Russia Ally Belarus Legalizes Pirating Media From 'Unfriendly' Nations

Pirating software, music, and movies from the West is now legal in Belarus following sanctions over its support of the Ukraine invasion.
Russia Ally Belarus Legalizes Pirating Media From 'Unfriendly' Nations
Lukashenko and Putin. Image: Contributor / Contributor via Getty Images

The government of Belarus, which has remained an ally of Russia throughout the invasion of Ukraine, has temporarily legalized the piracy of media and intellectual property from "unfriendly" nations.

The law, which is dated January 3 on—Belarus' national portal for legal decisions—was passed by the government in late December and will remain in force until the end of 2024. It effectively legalizes the internet piracy of digital goods including computer software, movies, and music, if the rights holder resides in "foreign states that commit unfriendly actions against Belarusian legal entities and (or) individuals."

Belarus has long been subject to sanctions at varying levels, since President Alexander Lukashenko—who has referred to himself as Europe's "last dictator"—took power in 1994. Further sanctions were introduced by the West after Lukashenko's regime cracked down on internal dissent in 2020 following elections widely recognized as fraudulent.

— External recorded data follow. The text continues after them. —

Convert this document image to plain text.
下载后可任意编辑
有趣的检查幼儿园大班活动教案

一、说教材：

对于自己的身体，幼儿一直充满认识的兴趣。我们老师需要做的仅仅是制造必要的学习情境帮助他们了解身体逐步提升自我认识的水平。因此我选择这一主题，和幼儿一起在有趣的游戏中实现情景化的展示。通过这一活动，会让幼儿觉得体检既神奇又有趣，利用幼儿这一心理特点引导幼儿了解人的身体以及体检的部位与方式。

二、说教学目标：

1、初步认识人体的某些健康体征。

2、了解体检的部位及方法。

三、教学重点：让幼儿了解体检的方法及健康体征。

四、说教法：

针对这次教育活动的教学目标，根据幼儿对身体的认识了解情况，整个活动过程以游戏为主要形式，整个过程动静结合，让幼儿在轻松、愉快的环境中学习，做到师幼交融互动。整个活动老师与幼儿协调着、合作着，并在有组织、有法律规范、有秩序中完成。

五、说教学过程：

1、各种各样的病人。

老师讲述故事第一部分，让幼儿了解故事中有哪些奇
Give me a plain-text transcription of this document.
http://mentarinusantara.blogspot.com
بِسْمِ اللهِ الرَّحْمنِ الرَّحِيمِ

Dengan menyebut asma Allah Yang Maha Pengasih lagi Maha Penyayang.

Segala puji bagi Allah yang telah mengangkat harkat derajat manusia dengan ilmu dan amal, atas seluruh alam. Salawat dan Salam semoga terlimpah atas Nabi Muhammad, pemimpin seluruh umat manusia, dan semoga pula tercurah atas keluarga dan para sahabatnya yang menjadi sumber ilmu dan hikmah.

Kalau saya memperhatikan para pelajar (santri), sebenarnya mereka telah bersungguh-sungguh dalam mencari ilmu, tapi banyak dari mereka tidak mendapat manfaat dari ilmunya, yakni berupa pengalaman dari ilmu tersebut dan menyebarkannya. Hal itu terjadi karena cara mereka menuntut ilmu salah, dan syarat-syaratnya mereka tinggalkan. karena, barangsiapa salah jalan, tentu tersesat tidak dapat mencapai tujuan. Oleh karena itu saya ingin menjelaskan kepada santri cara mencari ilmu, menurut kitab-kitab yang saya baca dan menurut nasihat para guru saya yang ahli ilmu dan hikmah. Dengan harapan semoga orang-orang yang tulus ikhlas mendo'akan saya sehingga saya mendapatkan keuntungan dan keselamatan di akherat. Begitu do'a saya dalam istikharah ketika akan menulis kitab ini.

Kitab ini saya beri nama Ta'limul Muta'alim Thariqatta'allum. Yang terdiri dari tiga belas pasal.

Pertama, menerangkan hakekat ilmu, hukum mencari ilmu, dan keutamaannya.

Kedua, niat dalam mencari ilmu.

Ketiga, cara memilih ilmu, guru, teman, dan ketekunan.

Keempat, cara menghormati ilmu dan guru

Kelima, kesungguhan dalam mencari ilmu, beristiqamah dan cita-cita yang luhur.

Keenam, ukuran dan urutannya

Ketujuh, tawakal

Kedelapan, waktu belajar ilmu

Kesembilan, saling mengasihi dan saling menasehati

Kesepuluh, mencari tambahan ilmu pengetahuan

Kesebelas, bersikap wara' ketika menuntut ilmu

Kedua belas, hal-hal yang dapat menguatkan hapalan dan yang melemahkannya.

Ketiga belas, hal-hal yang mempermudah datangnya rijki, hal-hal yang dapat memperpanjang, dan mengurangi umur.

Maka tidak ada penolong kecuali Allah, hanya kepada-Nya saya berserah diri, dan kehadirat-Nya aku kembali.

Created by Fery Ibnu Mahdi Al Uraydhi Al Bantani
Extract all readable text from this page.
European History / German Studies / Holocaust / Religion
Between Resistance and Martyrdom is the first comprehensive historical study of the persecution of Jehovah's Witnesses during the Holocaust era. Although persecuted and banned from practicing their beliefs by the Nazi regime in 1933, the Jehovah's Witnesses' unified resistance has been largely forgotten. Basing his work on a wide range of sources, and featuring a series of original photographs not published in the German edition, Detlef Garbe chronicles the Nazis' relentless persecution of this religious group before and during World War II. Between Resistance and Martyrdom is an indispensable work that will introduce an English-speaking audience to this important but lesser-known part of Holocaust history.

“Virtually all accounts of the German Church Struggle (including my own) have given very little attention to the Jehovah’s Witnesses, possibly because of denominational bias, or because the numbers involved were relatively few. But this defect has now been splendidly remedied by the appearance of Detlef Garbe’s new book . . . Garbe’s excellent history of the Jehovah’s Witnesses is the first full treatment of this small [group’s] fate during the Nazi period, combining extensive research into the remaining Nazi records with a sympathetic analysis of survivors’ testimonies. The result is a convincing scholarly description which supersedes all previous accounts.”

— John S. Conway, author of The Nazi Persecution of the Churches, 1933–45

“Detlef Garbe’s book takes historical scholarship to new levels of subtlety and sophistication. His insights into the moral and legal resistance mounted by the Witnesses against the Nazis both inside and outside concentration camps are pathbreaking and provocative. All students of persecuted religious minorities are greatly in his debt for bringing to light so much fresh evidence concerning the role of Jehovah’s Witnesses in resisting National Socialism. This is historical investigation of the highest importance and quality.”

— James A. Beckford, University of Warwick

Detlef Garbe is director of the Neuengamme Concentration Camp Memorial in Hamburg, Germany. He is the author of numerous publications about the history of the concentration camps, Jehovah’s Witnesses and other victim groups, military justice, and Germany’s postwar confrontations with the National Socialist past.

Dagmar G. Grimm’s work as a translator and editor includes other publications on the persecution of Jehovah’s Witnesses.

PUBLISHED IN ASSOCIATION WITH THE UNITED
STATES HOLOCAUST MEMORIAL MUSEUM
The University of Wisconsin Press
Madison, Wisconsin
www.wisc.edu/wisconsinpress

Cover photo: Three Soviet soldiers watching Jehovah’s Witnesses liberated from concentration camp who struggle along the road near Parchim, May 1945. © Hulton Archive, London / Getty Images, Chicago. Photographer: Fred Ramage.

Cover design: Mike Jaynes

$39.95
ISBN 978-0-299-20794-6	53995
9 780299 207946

After Russia's invasion of Ukraine, the nation has faced further restrictions on trade involving technology supporting defense, aerospace, and maritime industries. Among other major companies, Amazon, Intel, and Airbnb stopped serving Belarus, and so did CD Projekt Red, the Polish video game company behind Cyberpunk 2077 and The Witcher games. 

Specifically, the law authorizes the use of foreign media and IP products within Belarus from countries that have sanctioned it without the permission of rights holders. The law states that the government will still collect royalties for the use of that material, but the royalties will be held by the patent authority. If the rights holders don't collect the royalties within three years—unlikely for companies barred by law from doing business in Belarus—the funds will be absorbed by the government budget. 

The law also covers physical goods, and authorizes the import of certain goods without the consent of rights holders in order to avoid "a critical shortage in the domestic market of food and other products."